Repeal has been unpopular for a long time, and now pretty much everyone is just ready to move on and start talking about other healthcare issues, like lowering costs. Going into this year's midterm election, healthcare costs are the most important health-related issue for voters, "more than twice as many voters mention healthcare costs (22%) as any other issue, including repealing or opposing the Affordable Care Act (7%)." Even Republicans say bringing health costs down is more important than repealing Obamacare, 22 to 17 percent. The public, even the Republican base, has moved on from repeal.
That also gives healthcare advocates and Democrats another issue in the midterms—the individual mandate repeal Republicans passed in the new tax scam law will hike premiums by about 20 percent. While most Obamacare customers will be shielded from those premium hikes because they qualify for subsidies, the headlines leading up to the next open enrollment this fall will all be about double-digit premium hikes.

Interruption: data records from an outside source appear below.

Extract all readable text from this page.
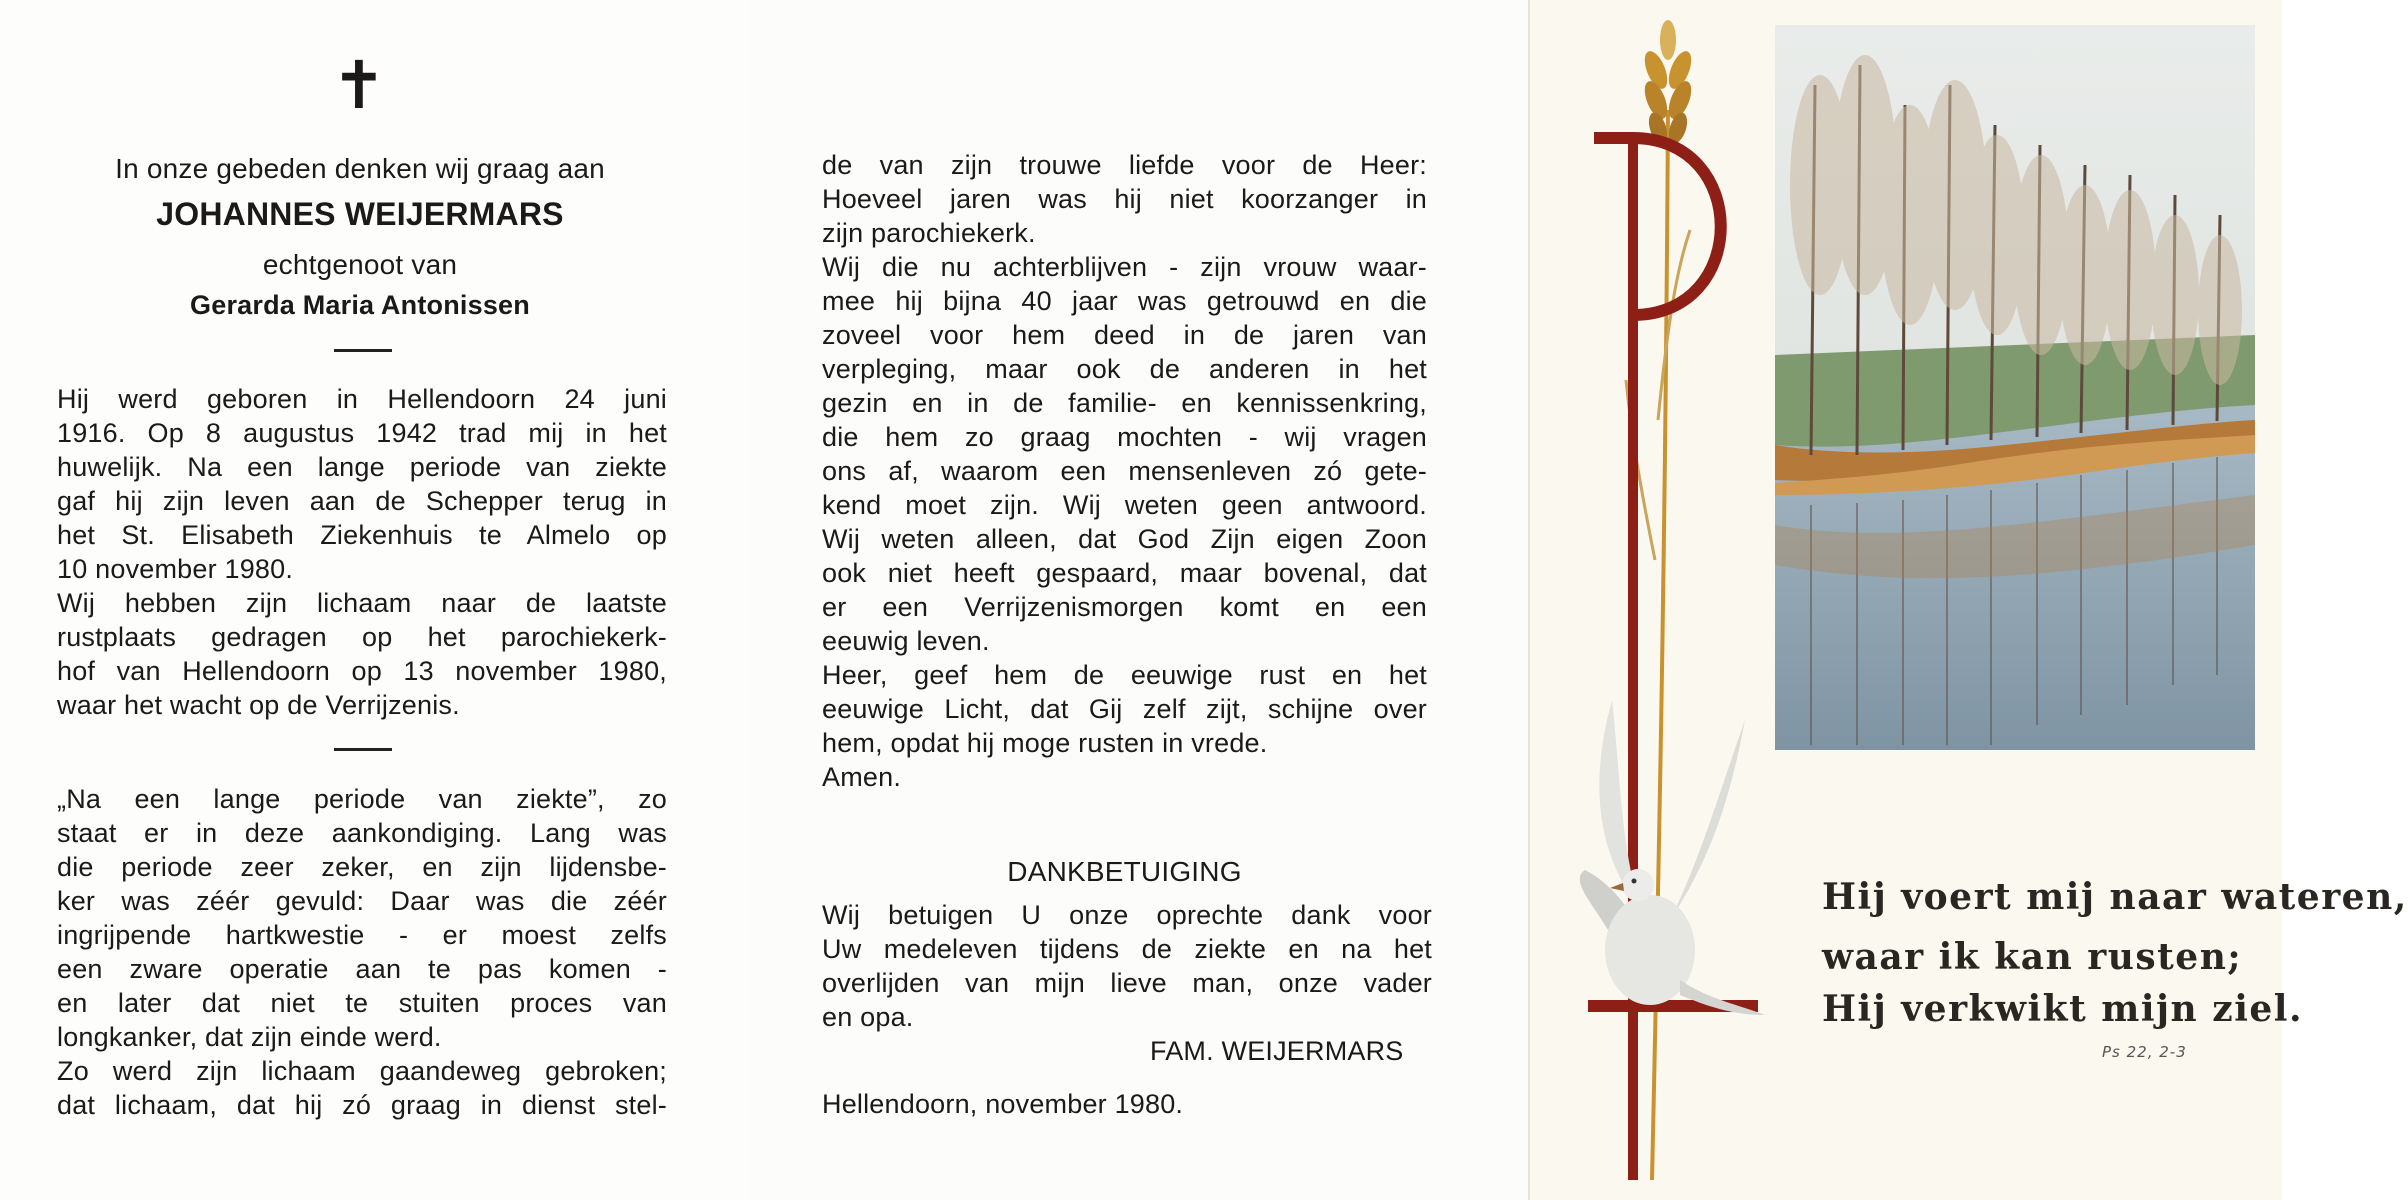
✝
In onze gebeden denken wij graag aan
JOHANNES WEIJERMARS
echtgenoot van
Gerarda Maria Antonissen
Hij werd geboren in Hellendoorn 24 juni
1916. Op 8 augustus 1942 trad mij in het
huwelijk. Na een lange periode van ziekte
gaf hij zijn leven aan de Schepper terug in
het St. Elisabeth Ziekenhuis te Almelo op
10 november 1980.
Wij hebben zijn lichaam naar de laatste
rustplaats gedragen op het parochiekerk-
hof van Hellendoorn op 13 november 1980,
waar het wacht op de Verrijzenis.
„Na een lange periode van ziekte”, zo
staat er in deze aankondiging. Lang was
die periode zeer zeker, en zijn lijdensbe-
ker was zéér gevuld: Daar was die zéér
ingrijpende hartkwestie - er moest zelfs
een zware operatie aan te pas komen -
en later dat niet te stuiten proces van
longkanker, dat zijn einde werd.
Zo werd zijn lichaam gaandeweg gebroken;
dat lichaam, dat hij zó graag in dienst stel-
de van zijn trouwe liefde voor de Heer:
Hoeveel jaren was hij niet koorzanger in
zijn parochiekerk.
Wij die nu achterblijven - zijn vrouw waar-
mee hij bijna 40 jaar was getrouwd en die
zoveel voor hem deed in de jaren van
verpleging, maar ook de anderen in het
gezin en in de familie- en kennissenkring,
die hem zo graag mochten - wij vragen
ons af, waarom een mensenleven zó gete-
kend moet zijn. Wij weten geen antwoord.
Wij weten alleen, dat God Zijn eigen Zoon
ook niet heeft gespaard, maar bovenal, dat
er een Verrijzenismorgen komt en een
eeuwig leven.
Heer, geef hem de eeuwige rust en het
eeuwige Licht, dat Gij zelf zijt, schijne over
hem, opdat hij moge rusten in vrede.
Amen.
DANKBETUIGING
Wij betuigen U onze oprechte dank voor
Uw medeleven tijdens de ziekte en na het
overlijden van mijn lieve man, onze vader
en opa.
FAM. WEIJERMARS
Hellendoorn, november 1980.
Hij voert mij naar wateren,
waar ik kan rusten;
Hij verkwikt mijn ziel.
Ps 22, 2-3
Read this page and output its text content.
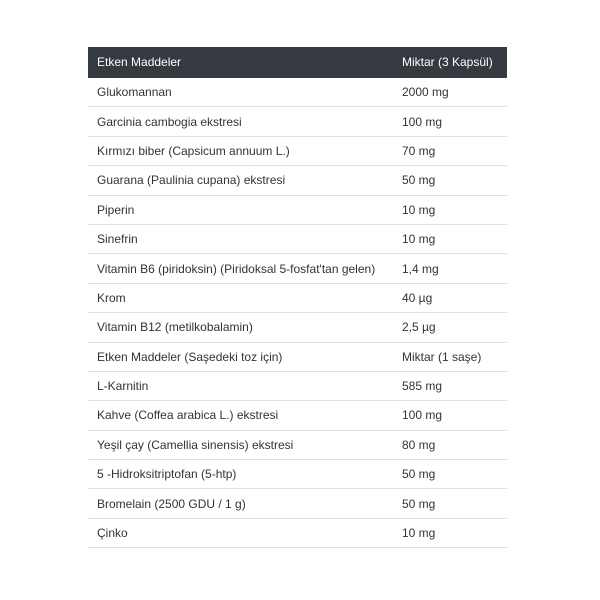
Etken Maddeler	Miktar (3 Kapsül)
Glukomannan	2000 mg
Garcinia cambogia ekstresi	100 mg
Kırmızı biber (Capsicum annuum L.)	70 mg
Guarana (Paulinia cupana) ekstresi	50 mg
Piperin	10 mg
Sinefrin	10 mg
Vitamin B6 (piridoksin) (Piridoksal 5-fosfat'tan gelen)	1,4 mg
Krom	40 µg
Vitamin B12 (metilkobalamin)	2,5 µg
Etken Maddeler (Saşedeki toz için)	Miktar (1 saşe)
L-Karnitin	585 mg
Kahve (Coffea arabica L.) ekstresi	100 mg
Yeşil çay (Camellia sinensis) ekstresi	80 mg
5 -Hidroksitriptofan (5-htp)	50 mg
Bromelain (2500 GDU / 1 g)	50 mg
Çinko	10 mg
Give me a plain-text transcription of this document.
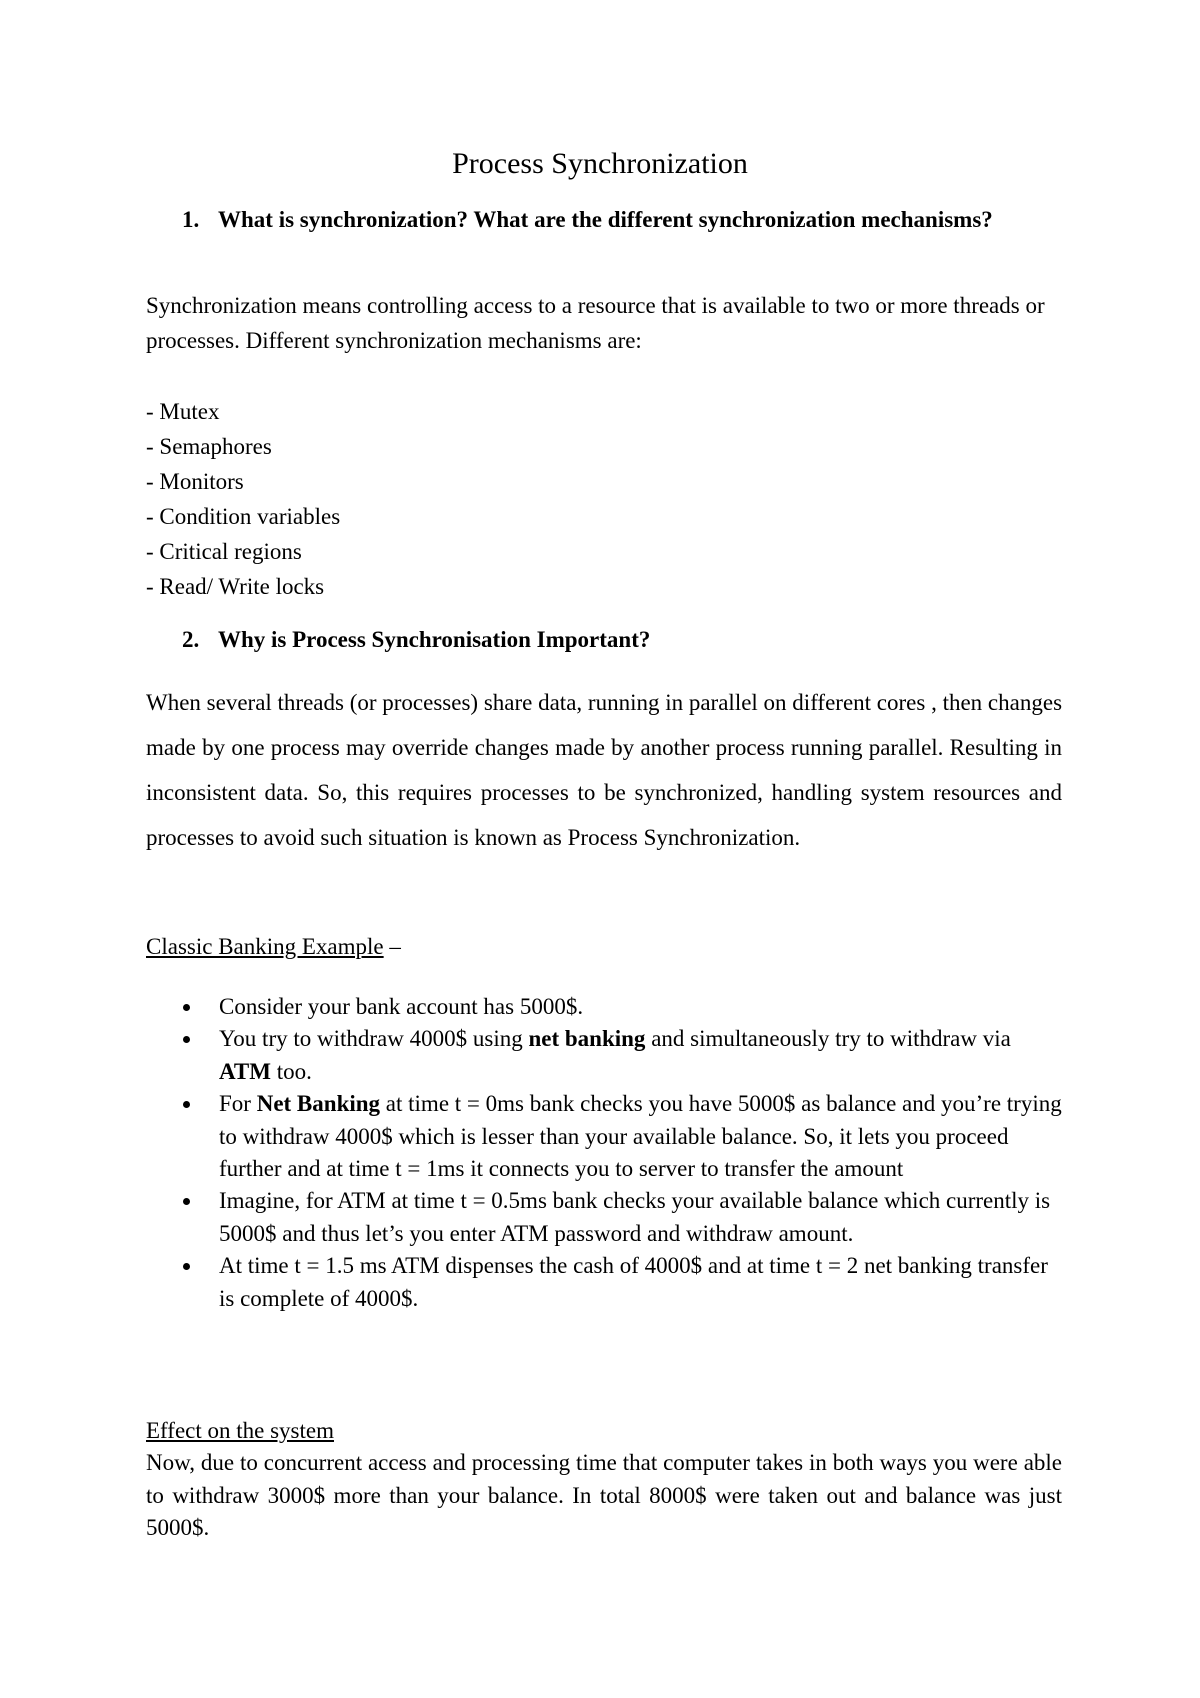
Process Synchronization

1. What is synchronization? What are the different synchronization mechanisms?

Synchronization means controlling access to a resource that is available to two or more threads or processes. Different synchronization mechanisms are:

- Mutex
- Semaphores
- Monitors
- Condition variables
- Critical regions
- Read/ Write locks

2. Why is Process Synchronisation Important?

When several threads (or processes) share data, running in parallel on different cores , then changes made by one process may override changes made by another process running parallel. Resulting in inconsistent data. So, this requires processes to be synchronized, handling system resources and processes to avoid such situation is known as Process Synchronization.

Classic Banking Example –

Consider your bank account has 5000$.
You try to withdraw 4000$ using net banking and simultaneously try to withdraw via ATM too.
For Net Banking at time t = 0ms bank checks you have 5000$ as balance and you’re trying to withdraw 4000$ which is lesser than your available balance. So, it lets you proceed further and at time t = 1ms it connects you to server to transfer the amount
Imagine, for ATM at time t = 0.5ms bank checks your available balance which currently is 5000$ and thus let’s you enter ATM password and withdraw amount.
At time t = 1.5 ms ATM dispenses the cash of 4000$ and at time t = 2 net banking transfer is complete of 4000$.

Effect on the system

Now, due to concurrent access and processing time that computer takes in both ways you were able to withdraw 3000$ more than your balance. In total 8000$ were taken out and balance was just 5000$.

Here's something else that Republicans are making themselves vulnerable on: Medicaid. Nearly three-quarters of voters, 74 percent, have a favorable view of Medicaid, and 40 percent say their view is "very favorable." That's largely because so many people—70 percent in this survey—have had direct experience with the program "either directly through their own health insurance coverage (32%) or their child being covered (9%), or indirectly through a friend or other family member (29%)."
In the 18 states that haven't expanded Medicaid, 56 percent of all residents, and nearly 40 percent of Republicans, support expansion. The messing around with Medicaid Republicans are undertaking is less understood by the public, but a plurality of 41 percent get it. They say that the intent behind imposing work requirements is to kick people off of the program and save money while a third, 33 percent, parrot the "lift people out of poverty" excuse. And the idea of imposing lifetime limits on is very unpopular, with 66 percent of all respondents saying people should be able to get Medicaid for as long as they need it.
All this means everything Trump and Republicans at every level are doing in health care is on the wrong side of public opinion. Health care remains at the top of the priority lists of issues for voters. Democrats need to keep it there.